Casino Employment in Atlantic City Drops with 21% in August

A staggering 21% drop in employment of casinos in Atlantic City is observed in August this year.  According to a report by the New Jersey Division of Gaming, both full and part-time workers were significantly less when comparing numbers from last year August.

Casino Employment in Atlantic City Drops Significantly in August

According to a report by the Division of Gaming Enforcement in New Jersey, casino employment in Atlantic City dropped by 21% in August this year. The DGE report outlines that 24 880 people were employed by casinos in Atlantic City in July this year. In August, this number drops down to 22 352. This marks approximately 21% drop in employment when comparing the results from August 2019, which showed 28 585 people employed by casinos.

The full-time casino employees in July were 14,852. Here a small increase is observed as full-time employees in August were 15,023. However, this number still marks a significant decrease when compared to last year August when 19,812 people were permanently employed by the industry in Atlantic City.

The number of part-time workers increased slightly when comparing July to August. In July there were 1,446 casino employees while in August the number reached 1,558 people.

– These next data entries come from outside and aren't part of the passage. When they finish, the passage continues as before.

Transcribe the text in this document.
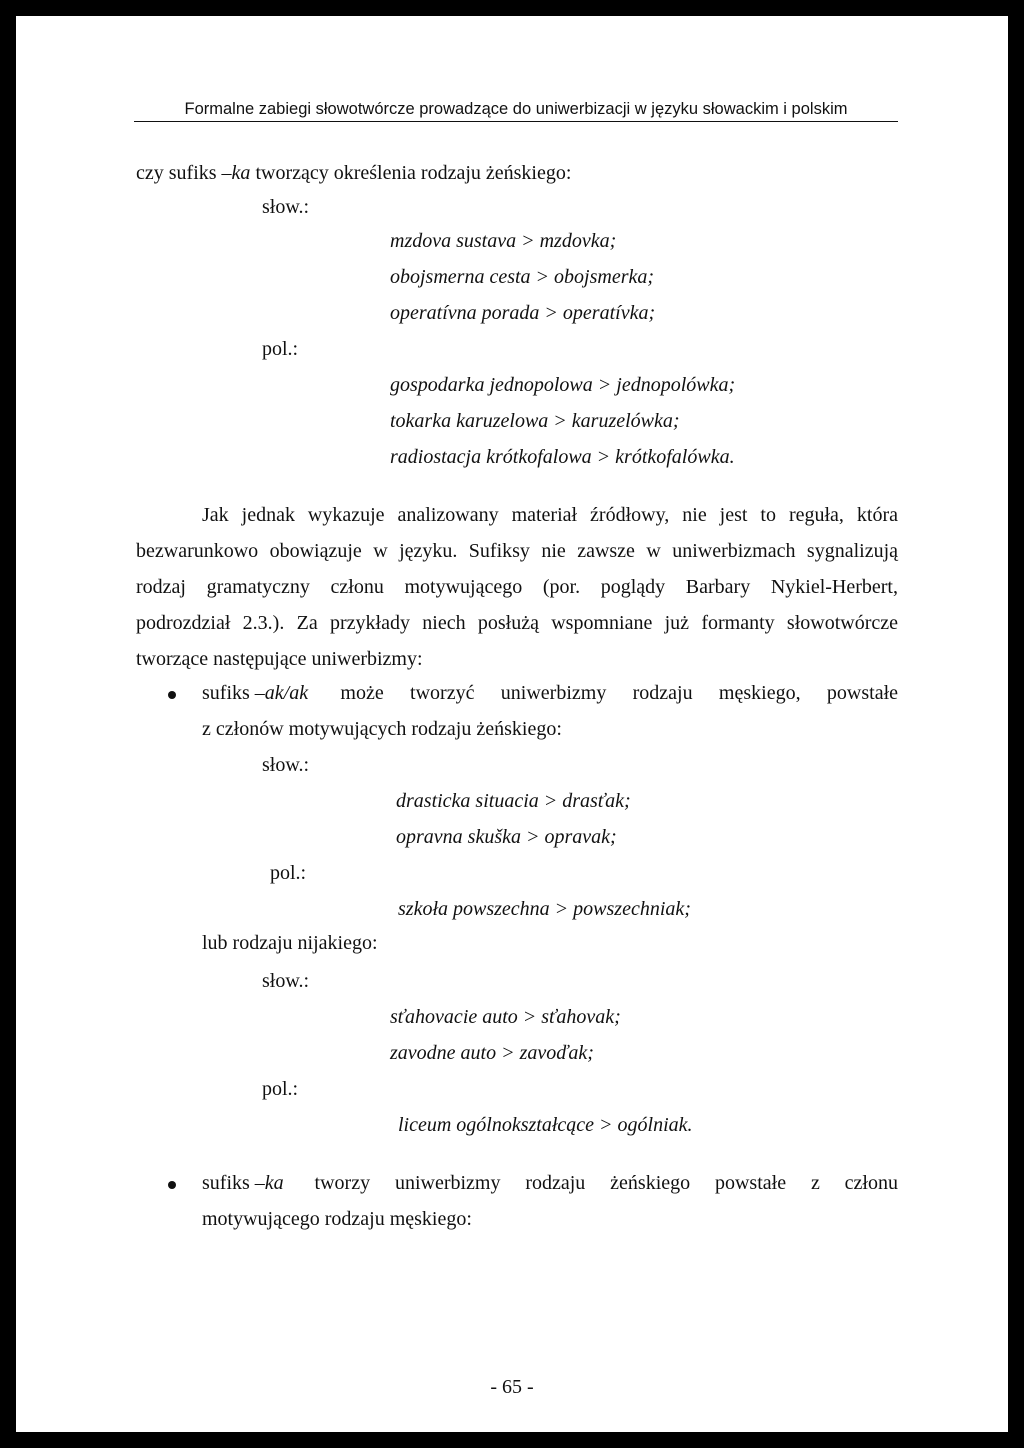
Formalne zabiegi słowotwórcze prowadzące do uniwerbizacji w języku słowackim i polskim
czy sufiks –ka tworzący określenia rodzaju żeńskiego:
słow.:
mzdova sustava > mzdovka;
obojsmerna cesta > obojsmerka;
operatívna porada > operatívka;
pol.:
gospodarka jednopolowa > jednopolówka;
tokarka karuzelowa > karuzelówka;
radiostacja krótkofalowa > krótkofalówka.
Jak jednak wykazuje analizowany materiał źródłowy, nie jest to reguła, która
bezwarunkowo obowiązuje w języku. Sufiksy nie zawsze w uniwerbizmach sygnalizują
rodzaj gramatyczny członu motywującego (por. poglądy Barbary Nykiel-Herbert,
podrozdział 2.3.). Za przykłady niech posłużą wspomniane już formanty słowotwórcze
tworzące następujące uniwerbizmy:
sufiks –ak/ak może tworzyć uniwerbizmy rodzaju męskiego, powstałe
z członów motywujących rodzaju żeńskiego:
słow.:
drasticka situacia > drasťak;
opravna skuška > opravak;
pol.:
szkoła powszechna > powszechniak;
lub rodzaju nijakiego:
słow.:
sťahovacie auto > sťahovak;
zavodne auto > zavoďak;
pol.:
liceum ogólnokształcące > ogólniak.
sufiks –ka tworzy uniwerbizmy rodzaju żeńskiego powstałe z członu
motywującego rodzaju męskiego:
- 65 -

In contrast, those numbers remain relatively low as last year in August alone there were 3,051 part-time employees. According to the report, employees listed under the category “other” represent the seasonal and temporary workers as well as workers on furlough due to COVID-19. This number in July reached 5771 employees, but in August it increased to 8582 people.

The Impact of COVID-19 in Atlantic City

Similar to other states, in light of the growing COVID-19 pandemic in March, the nine casinos in Atlantic City were ordered to shut their doors. After more than 100 days of suspended operations, the casinos were allowed to reopen. Keeping in mind that the venues reopened in the COVID-19 environment, health and safety protocols were introduced to reduce the spread of the respiratory disease. To help decrease a possible spread of COVID-19, all venues also had to reduce their capacity. Despite being able to operate, the casinos in Atlantic City have felt the devastating hit by COVID-19. Only recently, Atlantic City’s largest casino employer had to lay off a significant part of its employees. In August, Borgata Hotel Casino and Spa laid off over 2,000 of its employees.

In an interview for the Press of Atlantic City, Jane Bokunewicz, a coordinator of the Lloyd D. Levenson Institute of Gaming, Hospitality, and Tourism at Stockton University said: “Borgata may have been impacted more than other properties since they have more of a nongaming footprint than others.” She added: “It seems most casinos are bringing back as many furloughed employees as they can, and some are letting the rest go.

Steve Callender, regional president of Caesars Entertainment and president of the Casino Association in New Jersey shared a similar opinion. He outlined: “We’re being careful and making sure we have the right demand before we bring people back to work.” Callender concluded that the last thing that Caesars would want is to have the people come back and then furlough them again.